I’ve been to Herencia Restaurant several times with my family during summer and Christmas breaks as it is in my mother’s home province, but last week was the first time we went there at night. Beside it, Paoay Church (also known as the San Augustine Church), which was built during the late 17th century, was a beautiful sight to behold. The view of the church, the antique furniture decorating the café, and the traditional food being served gave an old Spanish-era vibe making the ambience even cozier.
It was almost 9PM and people were still streaming in. After ordering, my sister and I took a quick look around. Displayed on some shelves and tables were varieties of local delicacies, including cornik and bugnay (wine), which were for sale. From one window, we could see how the famous pizzas were made.
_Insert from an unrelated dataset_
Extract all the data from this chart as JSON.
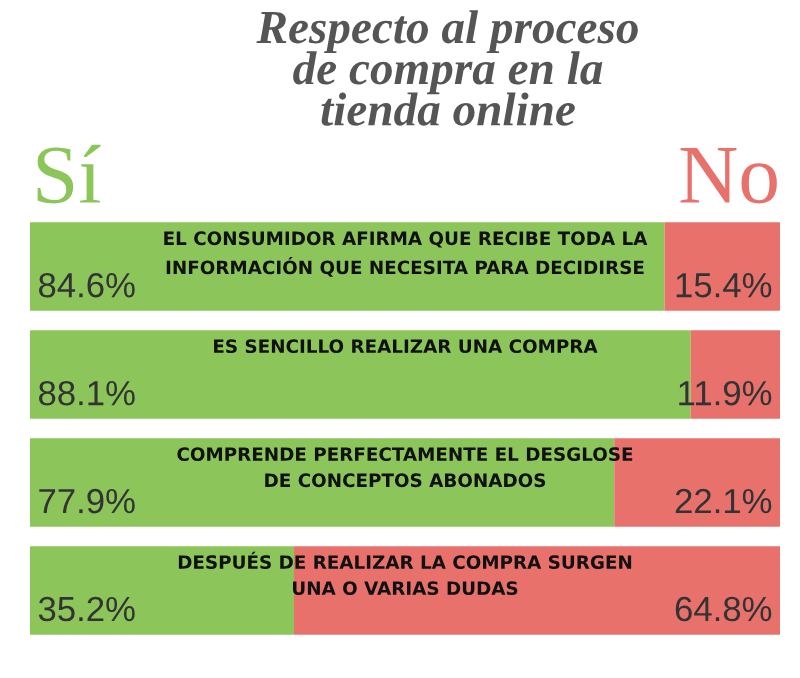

Herencia serves really delicious traditional Ilocano meals, but their claim to fame is their unique pizza flavors, which include pinakbet, bagnet, dinuguan, gamet (seaweed), carbonara, and tuna among others.
Finally, the pinakbet pizza arrived. One whole pizza was good for around 3 to 5 people. The crust was thin and crispy, but the crunch that came when I took my first bite was quickly followed by the soft sweetness of cheese, on which basic pinakbet ingredients were embedded. Their sharp, distinct tastes stood out but did not overpower the cheese. In fact, I thought it complemented the bitterness of the ampalaya quite well. The combination of vegetables reminded us of the homemade pinakbet we grew up with, while the cheese did not make us forget that it was also pizza. It was no different from any good Italian-style thin-crust vegetable pizza, except that it was topped with ingredients specifically used for pinakbet, providing it with a distinctly local flair.
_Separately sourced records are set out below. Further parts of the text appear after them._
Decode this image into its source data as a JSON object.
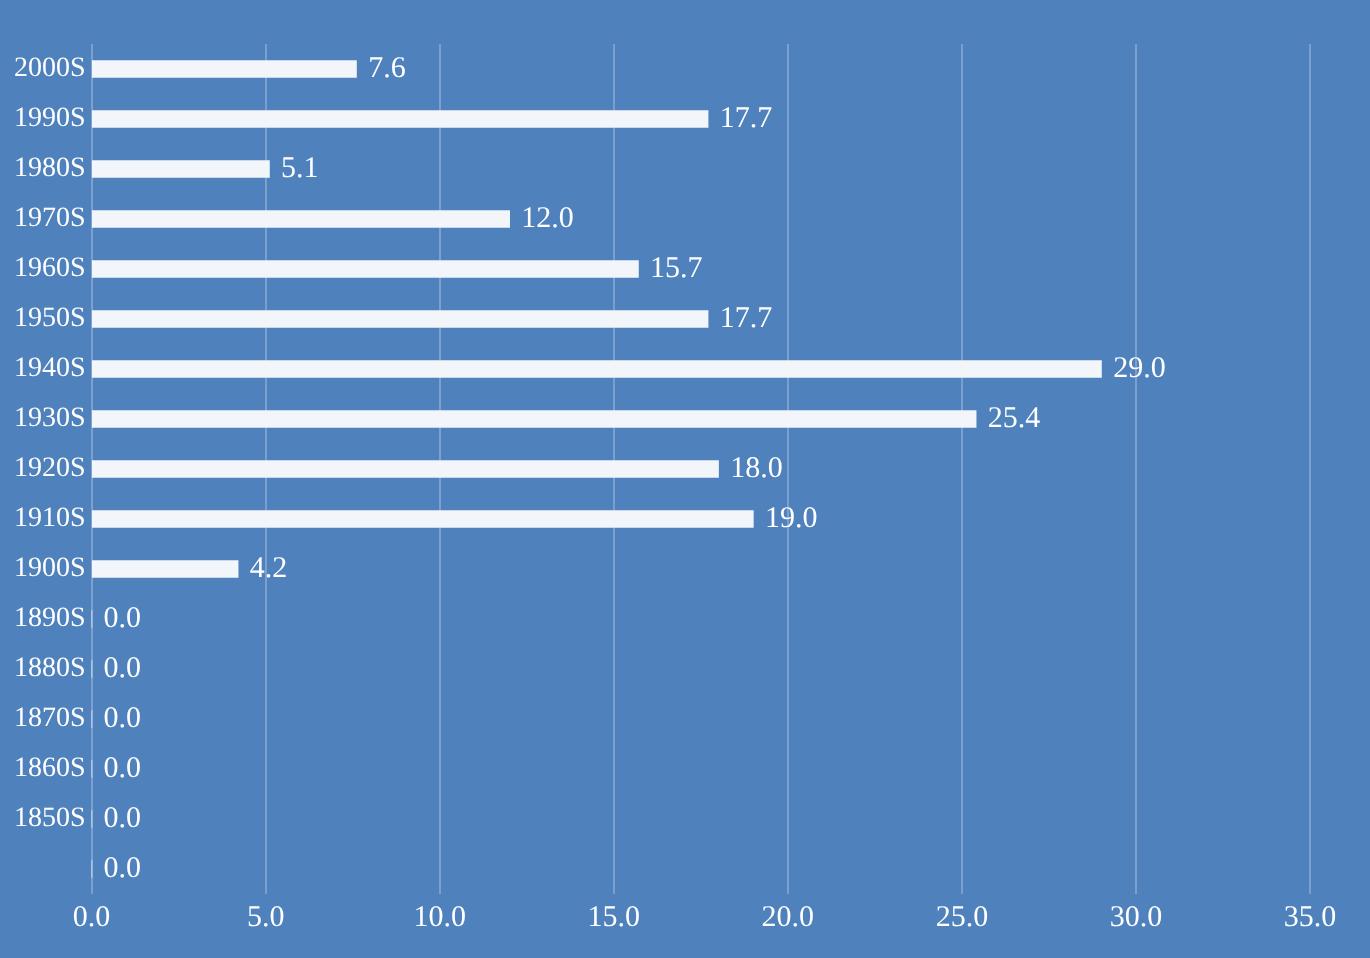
{
  "chart_data": {
    "type": "bar",
    "orientation": "horizontal",
    "categories": [
      "2000S",
      "1990S",
      "1980S",
      "1970S",
      "1960S",
      "1950S",
      "1940S",
      "1930S",
      "1920S",
      "1910S",
      "1900S",
      "1890S",
      "1880S",
      "1870S",
      "1860S",
      "1850S",
      null
    ],
    "values": [
      7.6,
      17.7,
      5.1,
      12.0,
      15.7,
      17.7,
      29.0,
      25.4,
      18.0,
      19.0,
      4.2,
      0,
      0,
      0,
      0,
      0,
      0
    ],
    "value_labels": [
      "7.6",
      "17.7",
      "5.1",
      "12.0",
      "15.7",
      "17.7",
      "29.0",
      "25.4",
      "18.0",
      "19.0",
      "4.2",
      "0.0",
      "0.0",
      "0.0",
      "0.0",
      "0.0",
      "0.0"
    ],
    "color": "#f2f5fa",
    "xlim": [
      0,
      35
    ],
    "xticks": [
      {
        "value": 0,
        "label": "0.0"
      },
      {
        "value": 5,
        "label": "5.0"
      },
      {
        "value": 10,
        "label": "10.0"
      },
      {
        "value": 15,
        "label": "15.0"
      },
      {
        "value": 20,
        "label": "20.0"
      },
      {
        "value": 25,
        "label": "25.0"
      },
      {
        "value": 30,
        "label": "30.0"
      },
      {
        "value": 35,
        "label": "35.0"
      }
    ],
    "grid": "x",
    "legend": false
  }
}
At Herencia, you can also order a sampler, which serves two flavors of your choice in one pizza. We chose dinuguan and gamet, a local treat similar to the Japanese nori. Again, the cheese was soft and delicious, blending with the distinct taste of the toppings without overpowering them. The dinuguan half of the pizza was covered with patches of fine dinuguan, crispy pork strips, and green pepper. The seaweed half was covered almost entirely by the somewhat grainy gamet. I was expecting something more like seaweed strips topping the cheese, and that that part of the pizza would be all soggy and mushy in the mouth. In fact, the gamet was rather chewy, but not in an unpleasant way at all. The tang of the vegetables provided a slight but delightful imbalance, and surprisingly, the combination of slightly salty cheese and fairly salty seaweed did not bombard my tongue with too much umami. It was my favorite half of the pizza.
Aside from dinuguan and carbonara-flavored pizzas, Herencia also offers rice meals and desserts. Although some of their specialties are a bit expensive, they’re worth a try, especially when touring the North of Luzon. As mentioned earlier, the restaurant is located near a church, but there is also a small park beside it, which is a good place for picture-taking, as well as several souvenir shops. However, due to its popularity, Herencia gets crowded during peakk season (summer and Christmas break), especially around noon and early in the evening, which sometimes affects the pace of their service. All in all, due to their unique menu and the quality of their meals, Herencia Restaurant is still highly recommended.